The base commander appeared, a dapper man with a slight British accent and a salt and pepper mustache who liked to carry a swagger stick. He made a few comments about the course and participants, the kind of thing that every military mandatory fun event starts with. Then he stopped and signaled to the cooks, who had donned white chef hats for the occasion. From the corner we saw them wheel out the unmistakable shape of a Thanksgiving turkey. It was small, and had been rubbed in chili paste and barbequed on a spit to a dark crisp. It was laid out on a silver platter, artfully surrounded by lettuce.
It was, without doubt, the ugliest turkey I’ve ever seen. We loved it immediately.

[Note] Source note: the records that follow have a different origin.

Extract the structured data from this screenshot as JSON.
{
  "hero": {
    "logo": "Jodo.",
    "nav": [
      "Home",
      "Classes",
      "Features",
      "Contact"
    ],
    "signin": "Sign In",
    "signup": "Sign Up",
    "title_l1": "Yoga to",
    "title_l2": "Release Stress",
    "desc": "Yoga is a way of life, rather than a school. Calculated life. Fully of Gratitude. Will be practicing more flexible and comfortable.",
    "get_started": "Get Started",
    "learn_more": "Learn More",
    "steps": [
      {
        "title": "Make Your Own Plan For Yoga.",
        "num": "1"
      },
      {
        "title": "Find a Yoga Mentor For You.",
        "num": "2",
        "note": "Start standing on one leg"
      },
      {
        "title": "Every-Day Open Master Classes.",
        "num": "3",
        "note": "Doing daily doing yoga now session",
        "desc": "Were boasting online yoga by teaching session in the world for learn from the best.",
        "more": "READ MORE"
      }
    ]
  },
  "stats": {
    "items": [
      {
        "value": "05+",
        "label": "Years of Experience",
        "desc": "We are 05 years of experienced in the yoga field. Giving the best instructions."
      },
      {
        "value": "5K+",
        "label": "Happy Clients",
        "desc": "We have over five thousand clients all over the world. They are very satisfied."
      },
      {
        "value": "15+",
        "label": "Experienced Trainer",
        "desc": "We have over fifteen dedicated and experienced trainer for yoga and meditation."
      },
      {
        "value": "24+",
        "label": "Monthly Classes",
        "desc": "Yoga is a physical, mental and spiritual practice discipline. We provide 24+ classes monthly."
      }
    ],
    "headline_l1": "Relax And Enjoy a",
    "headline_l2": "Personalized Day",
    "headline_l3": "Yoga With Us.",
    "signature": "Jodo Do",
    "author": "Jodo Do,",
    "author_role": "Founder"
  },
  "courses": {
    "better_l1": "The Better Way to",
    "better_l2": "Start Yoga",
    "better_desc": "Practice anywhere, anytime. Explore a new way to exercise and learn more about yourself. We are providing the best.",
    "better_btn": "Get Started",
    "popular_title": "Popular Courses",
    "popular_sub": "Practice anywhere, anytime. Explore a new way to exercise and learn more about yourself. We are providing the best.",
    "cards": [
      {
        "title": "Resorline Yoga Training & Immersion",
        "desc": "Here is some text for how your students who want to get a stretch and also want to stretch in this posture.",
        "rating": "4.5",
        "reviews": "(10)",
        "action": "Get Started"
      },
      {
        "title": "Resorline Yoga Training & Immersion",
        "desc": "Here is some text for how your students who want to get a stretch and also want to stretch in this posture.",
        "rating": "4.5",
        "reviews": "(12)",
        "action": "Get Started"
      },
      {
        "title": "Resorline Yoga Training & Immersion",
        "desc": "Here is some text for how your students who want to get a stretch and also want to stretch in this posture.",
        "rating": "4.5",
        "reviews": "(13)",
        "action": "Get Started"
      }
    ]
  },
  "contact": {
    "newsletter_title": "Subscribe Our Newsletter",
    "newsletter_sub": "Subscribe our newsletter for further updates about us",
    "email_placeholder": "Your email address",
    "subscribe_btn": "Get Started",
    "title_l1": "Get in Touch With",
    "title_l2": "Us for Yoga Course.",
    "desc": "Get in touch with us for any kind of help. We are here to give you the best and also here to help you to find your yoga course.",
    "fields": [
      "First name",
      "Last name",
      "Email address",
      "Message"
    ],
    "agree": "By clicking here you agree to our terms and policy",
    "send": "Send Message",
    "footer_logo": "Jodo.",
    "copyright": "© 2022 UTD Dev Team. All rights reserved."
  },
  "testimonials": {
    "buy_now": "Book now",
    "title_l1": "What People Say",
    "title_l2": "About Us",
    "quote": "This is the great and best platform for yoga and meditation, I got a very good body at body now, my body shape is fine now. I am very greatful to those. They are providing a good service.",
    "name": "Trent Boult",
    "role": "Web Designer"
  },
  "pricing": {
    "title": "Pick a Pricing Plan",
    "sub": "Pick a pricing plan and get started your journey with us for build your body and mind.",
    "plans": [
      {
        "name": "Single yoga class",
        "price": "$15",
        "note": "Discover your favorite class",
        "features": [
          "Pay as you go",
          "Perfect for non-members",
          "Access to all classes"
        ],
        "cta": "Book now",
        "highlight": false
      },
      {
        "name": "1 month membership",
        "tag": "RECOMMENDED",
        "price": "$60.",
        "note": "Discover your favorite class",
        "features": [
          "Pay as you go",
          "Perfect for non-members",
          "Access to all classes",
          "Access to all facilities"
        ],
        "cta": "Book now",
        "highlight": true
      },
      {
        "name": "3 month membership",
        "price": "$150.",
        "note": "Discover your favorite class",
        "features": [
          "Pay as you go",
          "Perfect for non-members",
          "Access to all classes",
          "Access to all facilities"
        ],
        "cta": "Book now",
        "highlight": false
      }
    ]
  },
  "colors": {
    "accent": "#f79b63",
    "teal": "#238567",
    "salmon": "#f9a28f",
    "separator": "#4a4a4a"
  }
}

Photo courtesy of the author.
The senior American came up to carve the turkey, and it was then I learned that he had worked with the base commander to get the bird. This was a possible, but not common, thing to ask for in Kenya, and it required sending a cook to a farm outside of town — a wild turkey chase, if you will.
By the time the turkey was carved and our bellies were full, our African colleagues understood that the Americans were missing a holiday. I hadn’t given enough credit that in our shared military experiences, these African officers had all had to miss holidays with family. In my idea of “sucking it up,” I had missed a big chance to connect with my peers in the class, soldier-to-soldier.
The band started to play, and the traditional dancers performed, pulling everyone onto the dance floor. Everyone wanted to make sure that the Americans celebrated well, if not necessarily in the way we were used to. Soldiers from half a dozen countries, many in their traditional dress, were teaching each other dance moves. I spent that Thanksgiving dancing late into the night to songs I’d never heard before, though our African friends from every corner of the continent knew them.
There may be many layers of myth to the Thanksgiving story I learned in elementary school, the one that I had tried to explain at lunch, but that Thanksgiving I experienced the truth of it. I was a stranger, and many people took me in. I felt ungrateful, but blessed, and just needed to remember my blessings. I missed my family, just as those pilgrims must have missed theirs, but I was spending it with a larger family, my brothers and sisters in arms. I could say, unsarcastically, that we had a feast.
All of that can make an ugly turkey really beautiful.